CHP’li Şevkin’den araştırma önergesi: Daha fazla kadının cinayete maruz kalmaması için önlem alınmalı

T24 Haber Merkezi 

CHP Adana Milletvekili Müzeyyen Şevkin, Türkiye’de bayanları ve aileyi koruyan İstanbul Sözleşmesi’nin yürürlükten kalktığı 1 Temmuz 2021 yılından bugüne kadar bin 65 bayanın öldürüldüğü, 768 bayanın ise kuşkulu halde meyyit bulunduğuna dikkat çekerek, daha fazla bayanın cinayete maruz kalmaması için Meclis araştırmasını istedi. Şevkin, “TBMM’de hemen araştırma kurulu kurulması, daha fazla bayanın cinayete maruz kalmaması için gerekli tedbirlerin alınması gerekmektedir” dedi. 

CHP’li Şevkin, bayan cinayetleriyle ilgili araştırma önergesi verdi.

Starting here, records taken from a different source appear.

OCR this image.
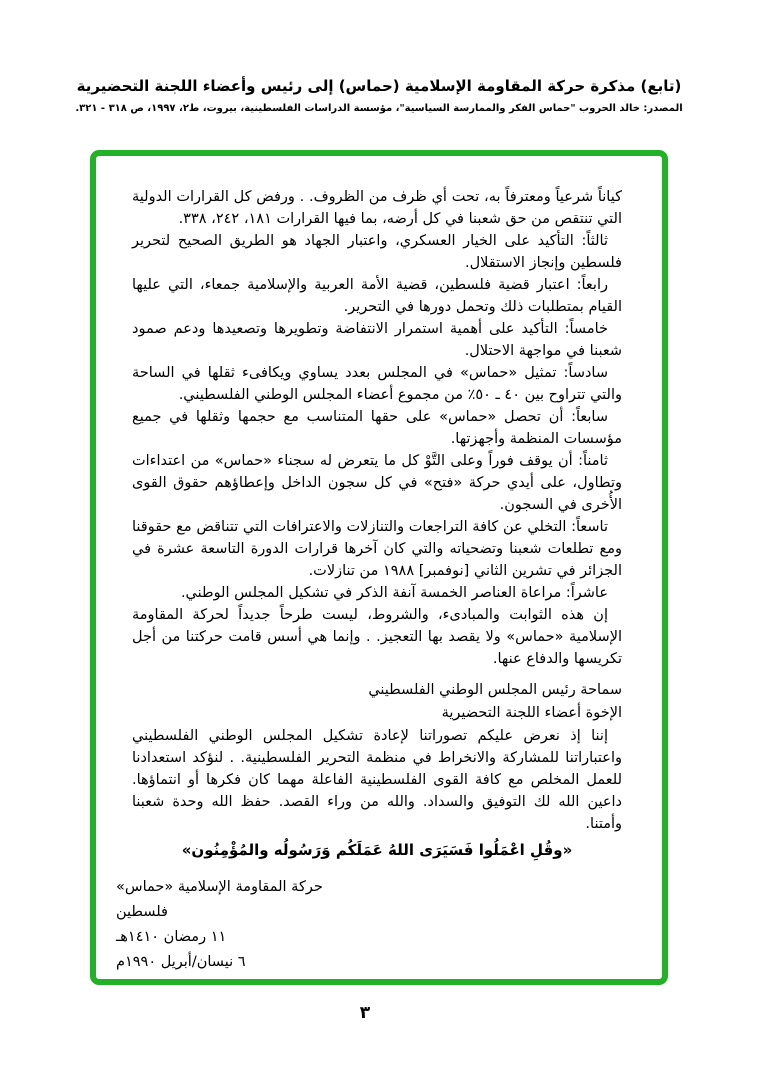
(تابع) مذكرة حركة المقاومة الإسلامية (حماس) إلى رئيس وأعضاء اللجنة التحضيرية
المصدر: خالد الحروب "حماس الفكر والممارسة السياسية"، مؤسسة الدراسات الفلسطينية، بيروت، ط٢، ١٩٩٧، ص ٣١٨ - ٣٢١.

كياناً شرعياً ومعترفاً به، تحت أي ظرف من الظروف. . ورفض كل القرارات الدولية التي تنتقص من حق شعبنا في كل أرضه، بما فيها القرارات ١٨١، ٢٤٢، ٣٣٨.

ثالثاً: التأكيد على الخيار العسكري، واعتبار الجهاد هو الطريق الصحيح لتحرير فلسطين وإنجاز الاستقلال.

رابعاً: اعتبار قضية فلسطين، قضية الأمة العربية والإسلامية جمعاء، التي عليها القيام بمتطلبات ذلك وتحمل دورها في التحرير.

خامساً: التأكيد على أهمية استمرار الانتفاضة وتطويرها وتصعيدها ودعم صمود شعبنا في مواجهة الاحتلال.

سادساً: تمثيل «حماس» في المجلس بعدد يساوي ويكافىء ثقلها في الساحة والتي تتراوح بين ٤٠ ـ ٥٠٪ من مجموع أعضاء المجلس الوطني الفلسطيني.

سابعاً: أن تحصل «حماس» على حقها المتناسب مع حجمها وثقلها في جميع مؤسسات المنظمة وأجهزتها.

ثامناً: أن يوقف فوراً وعلى التَّوْ كل ما يتعرض له سجناء «حماس» من اعتداءات وتطاول، على أيدي حركة «فتح» في كل سجون الداخل وإعطاؤهم حقوق القوى الأُخرى في السجون.

تاسعاً: التخلي عن كافة التراجعات والتنازلات والاعترافات التي تتناقض مع حقوقنا ومع تطلعات شعبنا وتضحياته والتي كان آخرها قرارات الدورة التاسعة عشرة في الجزائر في تشرين الثاني [نوفمبر] ١٩٨٨ من تنازلات.

عاشراً: مراعاة العناصر الخمسة آنفة الذكر في تشكيل المجلس الوطني.

إن هذه الثوابت والمبادىء، والشروط، ليست طرحاً جديداً لحركة المقاومة الإسلامية «حماس» ولا يقصد بها التعجيز. . وإنما هي أسس قامت حركتنا من أجل تكريسها والدفاع عنها.

سماحة رئيس المجلس الوطني الفلسطيني
الإخوة أعضاء اللجنة التحضيرية

إننا إذ نعرض عليكم تصوراتنا لإعادة تشكيل المجلس الوطني الفلسطيني واعتباراتنا للمشاركة والانخراط في منظمة التحرير الفلسطينية. . لنؤكد استعدادنا للعمل المخلص مع كافة القوى الفلسطينية الفاعلة مهما كان فكرها أو انتماؤها. داعين الله لك التوفيق والسداد. والله من وراء القصد. حفظ الله وحدة شعبنا وأمتنا.

«وقُلِ اعْمَلُوا فَسَيَرَى اللهُ عَمَلَكُم وَرَسُولُه والمُؤْمِنُون»
حركة المقاومة الإسلامية «حماس»
فلسطين
١١ رمضان ١٤١٠هـ
٦ نيسان/أبريل ١٩٩٠م
٣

Mevzuyla ilgili açıklama yapan Şevkin, Türkiye’de her gün en az 3 bayanın ya cinayete maruz kaldığını ya da kuşkulu bir biçimde hayatını kaybettiğini belirterek, her yıl kuşkulu ölümlerle birlikte en az 500 bayanın ömürden koparıldığını tabir etti. Şevkin, 2008-2023 yıları ortasında erkeklerin en az 4 bin 401 bayanı öldürdüğünün tespit edildiğini, 2024 yılının birinci 9 ayında 295 bayanın cinayete kurban gittiğini, 194 kuşkulu bayan vefatı gerçekleştiğini belirtti.

Şevkin, İstanbul’da Ayşenur Halil ve İkbal Uzuner’in birebir kişi tarafından canice öldürülmesi, Mersin’de Sonay Öztürk’ün sevgilisi tarafından boğularak hayattan koparılması, Diyarbakır’da Bedriye Işık’ın evli olduğu erkek tarafından katledilmesi, Tekirdağ’da Fatma Özdemir’in kendisine platonik aşk beslediği savunulan bir erkek tarafından silahla vurularak öldürülmesinin yanı sıra 2 yaşındaki Sıla bebeğin de istismar nedeniyle ölmesinin artık dayanılmaz bir hale sebep olduğunu kaydeden Şevkin, “TBMM’de hemen araştırma kurulu kurulması, daha fazla bayanın cinayete maruz kalmaması için gerekli tedbirlerin alınması gerekmektedir” dedi.

“İstanbul Mukavelesi tekrar hayata geçmelidir”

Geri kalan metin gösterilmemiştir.